U.S. officials are downplaying the growing dissension between Qatar and four other Arab nations, saying the dispute will not affect the fight against the Islamic State in Iraq and Syria (ISIS).

“I do not expect that this will have any significant impact, if any impact at all, on the unified — the unified fight against terrorism in the region or globally,” Secretary of State Rex Tillerson told reporters in Australia on Monday.

Early Monday, Bahrain, Egypt, Saudi Arabia and the United Arab Emirates announced they were cutting diplomatic ties with Qatar, citing what they say is Qatar’s support for extremist groups and its relations with Iran.

{mosads}The four countries also said they would cut off sea and air traffic, while Saudi Arabia added it would also shut down its land border with Qatar.

Qatar denies any support for militant groups and says the crisis is being fueled by “absolute fabrications” and is a “violation of its sovereignty.”

The United States has about 10,000 troops at Udeid Air Base in Doha, Qatar’s capital. The base is the Unites States’ largest in the Middle East, the forward headquarters of Central Command and the staging area for much of the war against ISIS.

Speaking at a news conference after meetings in Australia, Tillerson encouraged the countries to work out their differences.
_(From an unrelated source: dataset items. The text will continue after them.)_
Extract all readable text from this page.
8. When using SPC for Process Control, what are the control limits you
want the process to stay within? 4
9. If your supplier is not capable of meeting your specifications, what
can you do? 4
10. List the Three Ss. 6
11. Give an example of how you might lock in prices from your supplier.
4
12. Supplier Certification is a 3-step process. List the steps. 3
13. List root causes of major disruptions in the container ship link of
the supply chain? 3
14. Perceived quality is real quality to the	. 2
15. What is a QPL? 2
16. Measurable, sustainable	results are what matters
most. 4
“I think what we’re witnessing is a growing list of disbelief in the countries for some time, and they’ve bubbled up to take action in order to have those differences addressed,” Tillerson said. “We certainly would encourage the parties to sit down together and address these differences.”

Defense Secretary James Mattis, speaking alongside Tillerson in Australia, also said he doesn’t believe the rift will affect the ISIS fight.

“I am positive there will be no implications coming out of this dramatic situation at all, and I say that based on the commitment that each of these nations that you just referred to have made to this fight,” Mattis said.

Mattis added that he believes the issue will “resolve itself” but that the timing depends on Iran’s behavior.

“I believe Iran’s actions speak louder than anyone’s words, and they are going to incite the international community in that region to try to block them in the various destabilizing efforts that they are undertaking right now, from Syria, where [President Bashar] Assad remains in power today because of Iran’s actions, to Yemen, where they have been contributing in an unhelpful way to a war that is marooning millions of people and leaving them vulnerable to starvation and health problems and violence,” he said.

“So I think it’s Iran’s actions that will speak most loudly, and the diplomatic situation, it will probably take some time — I don’t know how long — but it will be resolved.”